Prospective assessment of trochanteric fracture managed by intramedullary nailing with controlled and limited blade back-out.

2020 
Abstract Introduction The main objective of the present prospective study was to assess mechanical complications associated with an original intramedullary nail with limited and controlled blade back-out in the treatment of trochanteric fracture. Material and method All patients treated for trochanteric fracture in a single orthopedic/traumatologic surgery department over a 2-year period were included. Minimum follow-up was 6 months. Fracture stability was assessed on the AO criteria. The TFP® intramedullary nail has a monobloc helicoid blade. Its main feature is the controlled and limited blade back-out, optimizing fracture site compression in weight-bearing, without the drawback of excessive back-out. The main endpoint was onset of mechanical complications: cut-out, intra-articular protrusion, non-union, and pain. Baumgaertner's Tip-Apex Distance (TAD), blade centering within the femoral head and fracture reduction were also assessed. Results One hundred thirty-eight patients (mean age, 83 years) were operated on, and 118 followed up. There were 9 mechanical complications (7.6%): 4 cut-outs (3.4%), 3 intra-articular protrusions (2.5%), 1 non-union (0.8%) and 1 case of pain (0.8%). TAD length was not associated with complications rate. Poor reduction was significantly associated with more complications (p = 0.02), as was blade malpositioning.

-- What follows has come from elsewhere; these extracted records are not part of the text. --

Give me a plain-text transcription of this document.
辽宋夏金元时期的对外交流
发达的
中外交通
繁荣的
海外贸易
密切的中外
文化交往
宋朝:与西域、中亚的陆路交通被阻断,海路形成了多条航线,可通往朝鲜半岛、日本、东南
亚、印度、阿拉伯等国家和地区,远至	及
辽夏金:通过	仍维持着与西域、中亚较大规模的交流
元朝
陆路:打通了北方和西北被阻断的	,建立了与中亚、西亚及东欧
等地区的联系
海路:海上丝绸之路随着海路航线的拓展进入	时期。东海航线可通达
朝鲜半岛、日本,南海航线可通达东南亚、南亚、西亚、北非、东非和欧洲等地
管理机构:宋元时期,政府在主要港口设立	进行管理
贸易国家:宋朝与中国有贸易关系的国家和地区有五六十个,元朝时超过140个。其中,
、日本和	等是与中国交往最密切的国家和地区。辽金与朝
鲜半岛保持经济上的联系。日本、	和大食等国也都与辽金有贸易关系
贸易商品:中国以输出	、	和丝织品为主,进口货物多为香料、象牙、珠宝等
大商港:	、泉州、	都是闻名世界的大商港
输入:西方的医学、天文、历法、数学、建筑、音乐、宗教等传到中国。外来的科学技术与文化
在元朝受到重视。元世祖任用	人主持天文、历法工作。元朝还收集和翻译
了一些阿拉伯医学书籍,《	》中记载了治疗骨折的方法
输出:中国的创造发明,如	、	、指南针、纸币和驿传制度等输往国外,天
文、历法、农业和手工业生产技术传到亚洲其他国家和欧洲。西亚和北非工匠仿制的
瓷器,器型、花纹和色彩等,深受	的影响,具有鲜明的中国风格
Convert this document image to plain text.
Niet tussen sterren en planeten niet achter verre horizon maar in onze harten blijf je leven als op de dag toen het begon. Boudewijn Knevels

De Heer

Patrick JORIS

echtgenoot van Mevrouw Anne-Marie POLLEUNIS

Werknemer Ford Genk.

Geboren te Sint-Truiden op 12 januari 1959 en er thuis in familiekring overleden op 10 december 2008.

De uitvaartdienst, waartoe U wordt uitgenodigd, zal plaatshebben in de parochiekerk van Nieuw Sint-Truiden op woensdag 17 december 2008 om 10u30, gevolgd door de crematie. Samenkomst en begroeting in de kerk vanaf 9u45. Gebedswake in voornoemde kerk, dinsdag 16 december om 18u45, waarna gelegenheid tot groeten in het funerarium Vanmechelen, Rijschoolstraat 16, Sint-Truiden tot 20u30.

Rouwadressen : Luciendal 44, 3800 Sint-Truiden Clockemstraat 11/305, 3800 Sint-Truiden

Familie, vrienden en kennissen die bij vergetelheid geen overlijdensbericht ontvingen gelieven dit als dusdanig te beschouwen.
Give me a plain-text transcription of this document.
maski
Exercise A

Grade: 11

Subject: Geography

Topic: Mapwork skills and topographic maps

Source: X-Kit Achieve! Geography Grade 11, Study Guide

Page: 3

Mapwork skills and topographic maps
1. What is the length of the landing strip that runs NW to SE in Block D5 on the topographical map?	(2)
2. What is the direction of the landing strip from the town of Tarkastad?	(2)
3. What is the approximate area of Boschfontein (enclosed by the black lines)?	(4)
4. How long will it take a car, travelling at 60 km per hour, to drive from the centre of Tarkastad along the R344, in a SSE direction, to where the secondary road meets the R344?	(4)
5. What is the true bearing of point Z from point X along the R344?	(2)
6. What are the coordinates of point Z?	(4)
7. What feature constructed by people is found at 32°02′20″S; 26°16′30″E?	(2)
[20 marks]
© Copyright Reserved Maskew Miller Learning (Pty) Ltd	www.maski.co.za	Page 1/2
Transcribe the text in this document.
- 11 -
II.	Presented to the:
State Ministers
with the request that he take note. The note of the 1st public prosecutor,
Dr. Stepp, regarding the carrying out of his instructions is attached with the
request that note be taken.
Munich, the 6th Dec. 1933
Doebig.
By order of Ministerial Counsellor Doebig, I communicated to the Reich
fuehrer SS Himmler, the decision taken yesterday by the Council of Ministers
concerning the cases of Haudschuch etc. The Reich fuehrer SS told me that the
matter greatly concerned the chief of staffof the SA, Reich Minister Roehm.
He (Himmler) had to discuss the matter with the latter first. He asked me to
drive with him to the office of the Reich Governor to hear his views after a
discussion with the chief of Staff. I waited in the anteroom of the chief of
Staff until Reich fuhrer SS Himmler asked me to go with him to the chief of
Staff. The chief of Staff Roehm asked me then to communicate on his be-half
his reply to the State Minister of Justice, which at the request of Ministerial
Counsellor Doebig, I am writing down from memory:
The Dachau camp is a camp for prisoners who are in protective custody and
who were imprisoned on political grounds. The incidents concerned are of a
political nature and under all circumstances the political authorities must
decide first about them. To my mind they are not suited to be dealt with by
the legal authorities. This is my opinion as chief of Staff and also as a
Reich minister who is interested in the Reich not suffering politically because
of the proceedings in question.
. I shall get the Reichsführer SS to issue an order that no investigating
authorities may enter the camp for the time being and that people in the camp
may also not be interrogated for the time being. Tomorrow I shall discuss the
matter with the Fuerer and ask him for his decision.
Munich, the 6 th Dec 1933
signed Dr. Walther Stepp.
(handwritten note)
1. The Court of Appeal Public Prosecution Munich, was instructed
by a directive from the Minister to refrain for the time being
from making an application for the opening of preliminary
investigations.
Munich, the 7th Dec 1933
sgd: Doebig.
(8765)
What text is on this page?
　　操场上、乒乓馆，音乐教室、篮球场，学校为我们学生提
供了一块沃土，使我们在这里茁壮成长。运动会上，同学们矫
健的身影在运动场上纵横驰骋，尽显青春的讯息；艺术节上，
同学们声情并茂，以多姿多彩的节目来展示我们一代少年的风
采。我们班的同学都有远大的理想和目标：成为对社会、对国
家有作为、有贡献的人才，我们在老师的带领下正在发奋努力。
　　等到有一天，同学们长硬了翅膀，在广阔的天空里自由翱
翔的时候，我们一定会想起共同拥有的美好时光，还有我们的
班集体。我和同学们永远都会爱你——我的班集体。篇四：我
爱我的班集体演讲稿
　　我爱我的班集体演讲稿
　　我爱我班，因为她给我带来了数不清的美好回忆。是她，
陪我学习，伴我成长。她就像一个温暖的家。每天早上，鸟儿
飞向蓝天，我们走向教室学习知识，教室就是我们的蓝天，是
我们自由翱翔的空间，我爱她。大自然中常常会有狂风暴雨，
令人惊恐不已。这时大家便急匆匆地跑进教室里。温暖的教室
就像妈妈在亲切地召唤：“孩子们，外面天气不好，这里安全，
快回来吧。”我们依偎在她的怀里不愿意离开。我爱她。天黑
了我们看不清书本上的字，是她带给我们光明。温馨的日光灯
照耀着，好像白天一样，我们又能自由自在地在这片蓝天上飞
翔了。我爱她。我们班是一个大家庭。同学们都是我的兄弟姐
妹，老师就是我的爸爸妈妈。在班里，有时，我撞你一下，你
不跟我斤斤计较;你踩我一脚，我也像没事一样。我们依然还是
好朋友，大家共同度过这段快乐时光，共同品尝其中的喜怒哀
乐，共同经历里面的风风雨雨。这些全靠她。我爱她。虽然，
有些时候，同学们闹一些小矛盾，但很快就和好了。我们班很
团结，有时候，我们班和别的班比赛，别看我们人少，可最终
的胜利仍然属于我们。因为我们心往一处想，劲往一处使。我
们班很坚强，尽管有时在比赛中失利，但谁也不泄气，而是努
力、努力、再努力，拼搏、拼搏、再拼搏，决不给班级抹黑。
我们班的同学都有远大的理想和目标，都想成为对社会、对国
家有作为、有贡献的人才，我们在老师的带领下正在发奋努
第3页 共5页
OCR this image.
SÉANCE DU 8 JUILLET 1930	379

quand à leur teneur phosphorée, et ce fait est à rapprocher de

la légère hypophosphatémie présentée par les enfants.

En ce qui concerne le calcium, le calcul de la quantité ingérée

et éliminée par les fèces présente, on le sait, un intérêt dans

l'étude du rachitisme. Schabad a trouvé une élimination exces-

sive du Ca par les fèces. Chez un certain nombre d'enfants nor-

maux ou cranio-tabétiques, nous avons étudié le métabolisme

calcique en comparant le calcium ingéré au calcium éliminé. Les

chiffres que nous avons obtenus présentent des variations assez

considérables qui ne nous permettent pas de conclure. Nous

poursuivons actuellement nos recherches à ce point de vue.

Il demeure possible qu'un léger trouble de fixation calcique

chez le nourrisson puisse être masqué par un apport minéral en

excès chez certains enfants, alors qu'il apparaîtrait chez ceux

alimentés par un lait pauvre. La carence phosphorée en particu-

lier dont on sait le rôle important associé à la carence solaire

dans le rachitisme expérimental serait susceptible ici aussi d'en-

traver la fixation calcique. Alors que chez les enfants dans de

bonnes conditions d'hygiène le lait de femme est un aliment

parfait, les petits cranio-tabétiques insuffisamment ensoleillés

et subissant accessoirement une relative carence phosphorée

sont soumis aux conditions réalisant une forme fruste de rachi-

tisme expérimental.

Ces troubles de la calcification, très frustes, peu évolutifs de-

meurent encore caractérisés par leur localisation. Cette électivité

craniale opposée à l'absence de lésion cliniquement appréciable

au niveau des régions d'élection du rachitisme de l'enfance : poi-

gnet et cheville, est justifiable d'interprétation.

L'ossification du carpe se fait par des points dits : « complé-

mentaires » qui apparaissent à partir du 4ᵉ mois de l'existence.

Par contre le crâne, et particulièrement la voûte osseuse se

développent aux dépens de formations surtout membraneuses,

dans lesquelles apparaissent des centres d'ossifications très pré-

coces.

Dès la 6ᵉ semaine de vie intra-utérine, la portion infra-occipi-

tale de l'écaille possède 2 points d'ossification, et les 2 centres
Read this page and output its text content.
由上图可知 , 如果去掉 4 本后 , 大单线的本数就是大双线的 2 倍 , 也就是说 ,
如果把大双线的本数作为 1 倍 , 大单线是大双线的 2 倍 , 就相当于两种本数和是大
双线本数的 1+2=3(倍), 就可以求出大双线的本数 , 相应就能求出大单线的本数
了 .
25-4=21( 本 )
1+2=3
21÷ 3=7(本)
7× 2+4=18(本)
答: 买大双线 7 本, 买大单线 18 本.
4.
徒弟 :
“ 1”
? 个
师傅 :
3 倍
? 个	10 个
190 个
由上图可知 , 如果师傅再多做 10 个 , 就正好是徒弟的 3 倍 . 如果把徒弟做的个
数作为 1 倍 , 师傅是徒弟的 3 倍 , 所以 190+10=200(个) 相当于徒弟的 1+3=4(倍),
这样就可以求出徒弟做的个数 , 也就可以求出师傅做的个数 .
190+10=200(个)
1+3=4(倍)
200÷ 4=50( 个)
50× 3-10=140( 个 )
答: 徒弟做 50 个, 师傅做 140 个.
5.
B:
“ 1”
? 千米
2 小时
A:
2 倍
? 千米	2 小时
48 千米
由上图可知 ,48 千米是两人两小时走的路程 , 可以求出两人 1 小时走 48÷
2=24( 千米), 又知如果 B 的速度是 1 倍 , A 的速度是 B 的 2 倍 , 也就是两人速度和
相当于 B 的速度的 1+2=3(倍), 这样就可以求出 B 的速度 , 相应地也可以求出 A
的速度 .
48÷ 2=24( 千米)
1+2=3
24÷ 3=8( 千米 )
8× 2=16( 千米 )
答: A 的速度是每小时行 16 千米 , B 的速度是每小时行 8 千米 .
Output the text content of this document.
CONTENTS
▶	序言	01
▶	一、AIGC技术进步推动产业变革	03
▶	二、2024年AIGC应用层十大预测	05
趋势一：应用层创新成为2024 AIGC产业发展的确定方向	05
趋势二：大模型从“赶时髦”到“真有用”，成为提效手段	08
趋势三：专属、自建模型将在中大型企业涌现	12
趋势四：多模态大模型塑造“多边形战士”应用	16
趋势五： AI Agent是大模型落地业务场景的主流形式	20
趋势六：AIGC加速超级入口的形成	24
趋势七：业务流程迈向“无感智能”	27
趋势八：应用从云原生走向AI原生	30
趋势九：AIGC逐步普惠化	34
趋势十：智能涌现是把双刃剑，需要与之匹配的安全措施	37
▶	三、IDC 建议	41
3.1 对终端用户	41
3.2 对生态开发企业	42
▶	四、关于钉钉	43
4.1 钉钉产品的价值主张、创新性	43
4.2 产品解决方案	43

Mean back-out was 3.3 mm, affecting 22 nails (19%). There were no complications in case of back-out, versus a 9.4% rate in absence of back-out, although this difference was not significant (p = 0.21). There were no postoperative infections. Conclusion The TFP® nail is useful for fixation of trochanteric fracture, whether stable or unstable, due to its low rate of mechanical complications compared to the literature.